The U.S. as well as central banks around the world are lowering their interest rates by 1 percent at a time, which has become a zero-interest rate (0 to 0.25 percent). It supports the wages of workers on leave and increases government borrowing, signs a currency swap with the U.S. Federal Reserve System and buys financial assets. This is proof that the coronavirus incident has made economic management at the national level inevitable.

Countries that adopted neoliberalism as their economic ideology have achieved stellar economic growth since the 1980s. Neoliberalism has emerged as a global economic system. The neoliberalism system faced a crisis in 2008 when the subprime mortgage crisis began with a series of bankruptcies of large U.S. mortgage lenders. Experts predict that the economic crisis caused by the corona crisis will be more serious than the global financial crisis.

The International Labor Organization (ILO) predicted that the number of unemployed could rise by up to 24.7 million due to the coronavirus crisis. During the global financial crisis, 22 million people were unemployed. It also predicted that workers’ income from the decline in employment will fall by at least 860 billion to 3.4 trillion dollars by the end of this year.
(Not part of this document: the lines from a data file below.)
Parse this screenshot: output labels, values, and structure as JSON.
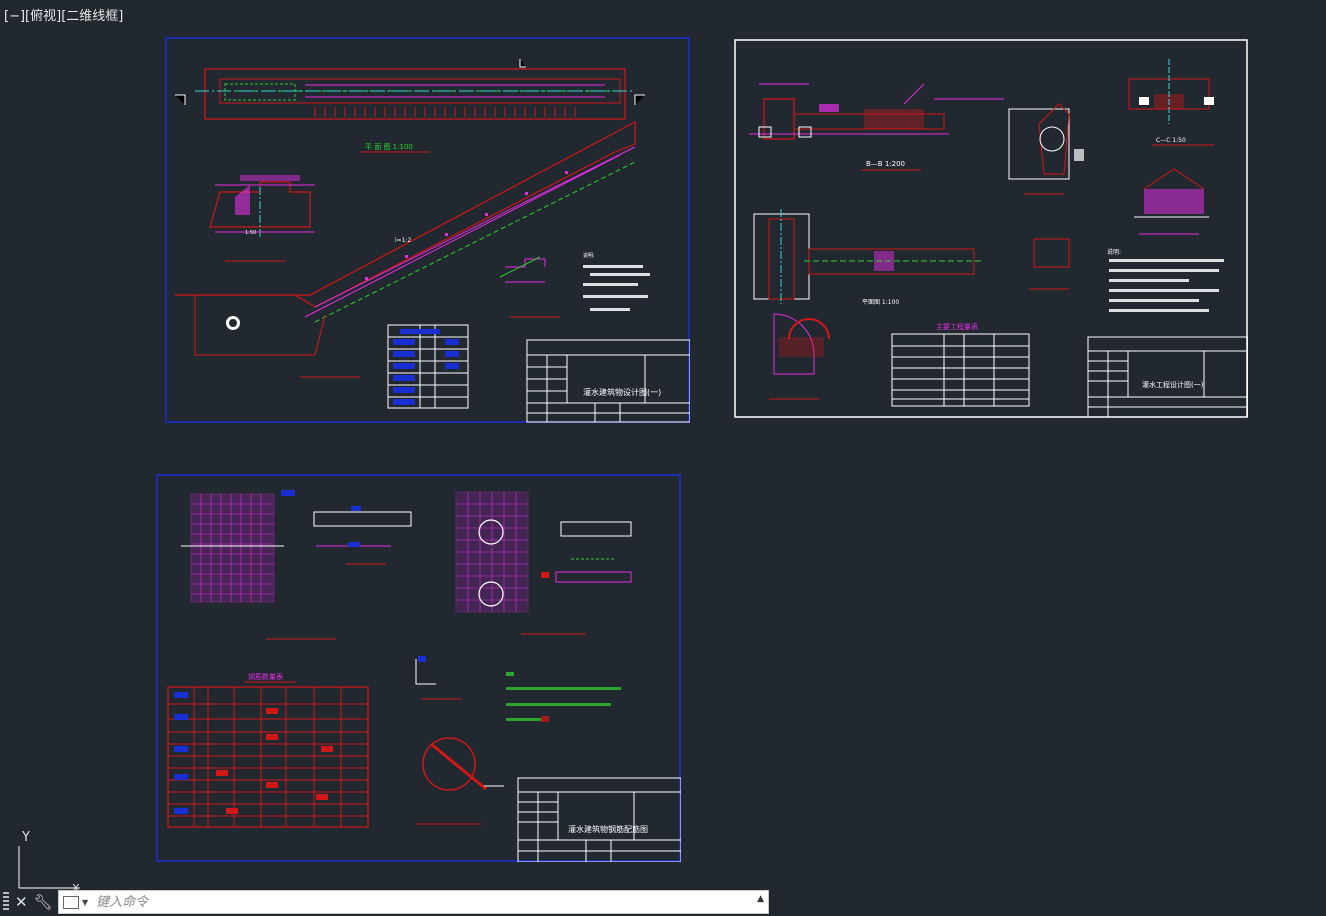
{
  "viewport": {
    "bracket_minus": "[−]",
    "view": "[俯视]",
    "style": "[二维线框]"
  },
  "ucs": {
    "y_label": "Y",
    "x_label": "X"
  },
  "command_line": {
    "placeholder": "键入命令"
  },
  "sheets": {
    "sheet1": {
      "title": "灌水建筑物设计图(一)",
      "notes_title": "说明:",
      "section_label": "A—A 1:100",
      "scale_label": "1:100"
    },
    "sheet2": {
      "title": "灌水工程设计图(一)",
      "notes_title": "说明:",
      "section_bb": "B—B 1:200",
      "plan_label": "平面图 1:100",
      "section_cc": "C—C 1:50",
      "section_dd": "D—D 1:50",
      "table_title": "主要工程量表"
    },
    "sheet3": {
      "title": "灌水建筑物钢筋配筋图",
      "table_title": "钢筋数量表"
    }
  },
  "colors": {
    "background": "#212830",
    "frame_blue": "#1a2fd1",
    "frame_white": "#ffffff",
    "red": "#d11717",
    "magenta": "#e22ee2",
    "green": "#2ecf2e",
    "cyan": "#36d6d6",
    "yellow": "#e0d040"
  }
}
The International Labour Organization said, “In particular, low-wage workers, women, and migrants will be more affected by the job crisis,” and pointed out, “COVID-19 is a crisis in the labor market and economy beyond the global health crisis.”

Social distance is almost the only way to manage the COVID-19 crisis, including the development of vaccines that can catch the coronavirus. Ironically, however, the measure is a factor that worsens the economy. This is because the production and distribution of goods and services will inevitably fall sharply.

The COVID-19 incident is tearing down the neo-liberalism structure, an economic system that the world has believed to be the most successful form so far. Public anger over U.S. health insurance is soaring, and essentials such as masks are managed by the state. The need for universal welfare, such as a new economic system and public health care for the entire nation, is emerging.